American painter (born 1992)

Theresa Chromati (born 1992) is an American visual artist of Guyanese descent, whose primary medias are painting and collage. She is from Baltimore, Maryland, and lives in Brooklyn, New York.

== Background and career ==
Theresa Chromati, who was born in 1992, grew up in East Baltimore. She attended Wilmington's Delaware College of Art and Design, and holds a bachelor of fine arts degree in graphic design from Pratt Institute (2014), New York, where she currently lives. Her parents nurtured a creative environment at home, and hand-painted birds in the family car themselves.

=== Artistic practice ===
Through an abstract figurative approach to painting and collage, Chromati comments on Black femininity and womanhood as key subjects for her artistry. In her work she combines using acrylic paint with industrial materials such as glitter and vinyl, in addition to organic materials such as silk, cotton and bandanas that evoke Western African textiles and patterns. Among her themes, her artworks elaborate on issues of self-representation, and female objectification in the digital world, particularly in the Me Too era. Chromati was selected by visual artist Mickalene Thomas for her curatorial project Mickalene Thomas: A Moment's Pleasure, at the Baltimore Museum of Art, the exhibition was on view between 2019 and 2022.

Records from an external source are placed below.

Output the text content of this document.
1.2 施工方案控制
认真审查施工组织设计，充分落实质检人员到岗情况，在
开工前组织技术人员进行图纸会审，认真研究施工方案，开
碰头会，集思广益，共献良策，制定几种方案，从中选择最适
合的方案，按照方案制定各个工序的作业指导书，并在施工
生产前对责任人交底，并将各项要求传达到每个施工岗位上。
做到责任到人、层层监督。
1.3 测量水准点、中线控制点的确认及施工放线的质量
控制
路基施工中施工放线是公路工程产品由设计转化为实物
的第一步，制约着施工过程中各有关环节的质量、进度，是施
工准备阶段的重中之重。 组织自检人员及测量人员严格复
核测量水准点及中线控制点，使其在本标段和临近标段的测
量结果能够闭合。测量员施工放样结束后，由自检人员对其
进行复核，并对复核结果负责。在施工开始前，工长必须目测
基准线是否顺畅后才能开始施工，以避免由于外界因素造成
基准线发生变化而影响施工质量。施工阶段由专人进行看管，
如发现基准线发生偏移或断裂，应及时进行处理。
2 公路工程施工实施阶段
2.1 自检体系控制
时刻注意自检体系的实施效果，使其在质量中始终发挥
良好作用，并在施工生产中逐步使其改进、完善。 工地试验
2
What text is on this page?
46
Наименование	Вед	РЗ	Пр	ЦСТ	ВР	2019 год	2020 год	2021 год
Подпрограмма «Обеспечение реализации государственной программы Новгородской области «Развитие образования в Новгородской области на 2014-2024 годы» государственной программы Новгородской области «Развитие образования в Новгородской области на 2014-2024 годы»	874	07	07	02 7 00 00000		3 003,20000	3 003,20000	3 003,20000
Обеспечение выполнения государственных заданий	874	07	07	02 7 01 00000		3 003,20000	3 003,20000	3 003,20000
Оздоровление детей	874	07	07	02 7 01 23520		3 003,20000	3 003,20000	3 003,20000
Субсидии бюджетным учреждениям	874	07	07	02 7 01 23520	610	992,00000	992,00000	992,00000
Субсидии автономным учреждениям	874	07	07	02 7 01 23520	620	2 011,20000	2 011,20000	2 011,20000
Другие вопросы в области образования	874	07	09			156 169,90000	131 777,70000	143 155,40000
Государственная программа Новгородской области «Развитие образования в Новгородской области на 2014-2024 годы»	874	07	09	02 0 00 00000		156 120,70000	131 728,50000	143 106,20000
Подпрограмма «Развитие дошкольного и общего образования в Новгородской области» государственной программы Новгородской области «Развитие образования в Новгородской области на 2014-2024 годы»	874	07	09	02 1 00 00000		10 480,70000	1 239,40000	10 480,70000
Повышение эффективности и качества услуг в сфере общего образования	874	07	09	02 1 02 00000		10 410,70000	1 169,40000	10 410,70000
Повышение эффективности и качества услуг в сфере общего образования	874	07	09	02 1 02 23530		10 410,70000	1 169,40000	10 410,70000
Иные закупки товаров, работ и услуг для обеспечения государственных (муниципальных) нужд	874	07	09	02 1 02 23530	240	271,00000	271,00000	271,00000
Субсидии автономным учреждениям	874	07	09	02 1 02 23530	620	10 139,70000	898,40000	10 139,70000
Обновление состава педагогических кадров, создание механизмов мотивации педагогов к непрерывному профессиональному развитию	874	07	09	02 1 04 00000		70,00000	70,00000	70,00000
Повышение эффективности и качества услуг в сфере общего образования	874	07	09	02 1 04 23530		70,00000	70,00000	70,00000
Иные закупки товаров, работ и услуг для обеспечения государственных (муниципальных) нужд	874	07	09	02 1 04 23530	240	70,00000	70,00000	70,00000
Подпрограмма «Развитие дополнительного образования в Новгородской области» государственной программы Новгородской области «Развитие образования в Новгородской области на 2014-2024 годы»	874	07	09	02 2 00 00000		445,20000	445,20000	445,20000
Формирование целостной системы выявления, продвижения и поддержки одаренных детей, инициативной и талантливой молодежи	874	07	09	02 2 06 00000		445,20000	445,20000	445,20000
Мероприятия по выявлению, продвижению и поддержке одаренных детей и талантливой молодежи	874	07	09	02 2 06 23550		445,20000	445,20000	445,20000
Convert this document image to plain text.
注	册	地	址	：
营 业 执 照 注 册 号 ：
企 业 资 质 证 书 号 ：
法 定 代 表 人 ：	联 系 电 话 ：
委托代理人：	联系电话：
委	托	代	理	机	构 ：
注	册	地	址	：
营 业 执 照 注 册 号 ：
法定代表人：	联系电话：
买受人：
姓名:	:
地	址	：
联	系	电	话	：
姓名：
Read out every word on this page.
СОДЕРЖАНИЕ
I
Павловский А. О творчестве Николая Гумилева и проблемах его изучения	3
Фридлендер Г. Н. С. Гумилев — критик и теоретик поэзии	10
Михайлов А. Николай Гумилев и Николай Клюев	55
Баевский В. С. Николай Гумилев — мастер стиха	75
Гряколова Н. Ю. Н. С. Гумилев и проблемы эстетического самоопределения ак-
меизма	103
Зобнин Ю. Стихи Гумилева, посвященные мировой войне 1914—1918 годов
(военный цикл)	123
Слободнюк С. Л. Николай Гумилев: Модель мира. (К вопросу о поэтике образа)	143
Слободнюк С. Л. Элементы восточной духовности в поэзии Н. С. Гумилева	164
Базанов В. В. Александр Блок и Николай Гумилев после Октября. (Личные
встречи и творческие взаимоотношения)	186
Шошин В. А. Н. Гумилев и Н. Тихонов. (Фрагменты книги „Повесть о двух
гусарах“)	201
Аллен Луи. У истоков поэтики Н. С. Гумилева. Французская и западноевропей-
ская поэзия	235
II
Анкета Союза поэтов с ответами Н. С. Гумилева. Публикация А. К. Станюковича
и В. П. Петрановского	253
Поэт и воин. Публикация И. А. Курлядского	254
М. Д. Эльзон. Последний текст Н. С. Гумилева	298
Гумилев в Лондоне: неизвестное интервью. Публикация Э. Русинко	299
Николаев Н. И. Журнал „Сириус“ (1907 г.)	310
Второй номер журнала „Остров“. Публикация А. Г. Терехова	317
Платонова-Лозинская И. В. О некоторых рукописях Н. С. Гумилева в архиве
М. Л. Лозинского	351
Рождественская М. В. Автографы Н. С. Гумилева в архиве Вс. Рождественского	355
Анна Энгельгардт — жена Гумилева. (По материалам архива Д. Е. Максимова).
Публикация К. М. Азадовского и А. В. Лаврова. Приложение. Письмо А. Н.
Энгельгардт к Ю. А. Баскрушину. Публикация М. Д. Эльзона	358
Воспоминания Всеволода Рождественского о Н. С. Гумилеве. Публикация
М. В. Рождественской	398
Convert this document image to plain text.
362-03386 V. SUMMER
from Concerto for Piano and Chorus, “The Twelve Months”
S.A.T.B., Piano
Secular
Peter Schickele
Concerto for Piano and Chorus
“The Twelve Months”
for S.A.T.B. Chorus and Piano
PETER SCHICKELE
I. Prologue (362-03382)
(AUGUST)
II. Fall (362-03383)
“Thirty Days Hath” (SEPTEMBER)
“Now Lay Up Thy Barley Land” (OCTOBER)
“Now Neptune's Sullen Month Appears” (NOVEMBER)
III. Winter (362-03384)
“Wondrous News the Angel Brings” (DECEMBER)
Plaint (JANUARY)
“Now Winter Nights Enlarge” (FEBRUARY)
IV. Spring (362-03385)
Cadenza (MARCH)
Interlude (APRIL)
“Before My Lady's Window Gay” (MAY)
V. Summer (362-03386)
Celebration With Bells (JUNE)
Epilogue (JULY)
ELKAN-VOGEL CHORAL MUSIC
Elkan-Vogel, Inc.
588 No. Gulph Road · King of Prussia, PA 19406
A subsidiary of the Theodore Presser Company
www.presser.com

Her work has been featured in Vogue magazine, Architectural Digest, and the New York Times Magazine.

=== Critical reception ===
In an essay for the Studio Museum in Harlem's magazine, art critic Eric Booker comments on Chromati's practice. "Through her genre-bending practice, Chromati's protagonists refuse to be one-dimensional. Their potential is too vibrant to be traditionally understood. Her work is an act of love and defiance."

== Exhibitions ==

=== Solo shows ===
- 2023 Theresa Chromati: A Living Record ( Her Arrival Was Once Steps Taken), Jessica Silverman Gallery, San Francisco
- 2022 Interlude in Crusted Wounds, Veta Galeria, Madrid, Spain
- 2020 Stepping Out To Step In, The Delaware Contemporary, Wilmington
- 2019 Running in Place and Sometimes Walking: At Times I Feel Loved and Paralyzed, Kravets Wehby Gallery, New York, NY

== Collections ==
Chromati's work has been incorporated in notable museum and academic collections around the Americas such as

- The bull is out and my foot is in my mouth (are we staying or leaving)?, 2019. Pérez Art Museum Miami, Florida
- tearing me apart, so much so that I become beautiful ( woman exploring a smile ), 2019. Nasher Museum of Art at Duke University, North Carolina
- Stepping Towards My Darkest Bits to Hear a Familiar Song. The Words Have Changed, But the Melody Caresses Me All the Same (Woman Led by Her Intuition, Supported by Scrotum Flowers), 2020. Baltimore Museum of Art, Maryland

== Awards ==
In 2020, Chromati was commissioned to paint the facade of The Delaware Contemporary in commemoration of the 100th anniversary of the women's suffrage in America. Although scheduled for June 5 of that year, the public art project had its opening celebrated with a public "drive-thru" on June 19 in support of the Black Lives Matter movement, and anti-police brutality protests taking place all over the country in the summer months of 2020.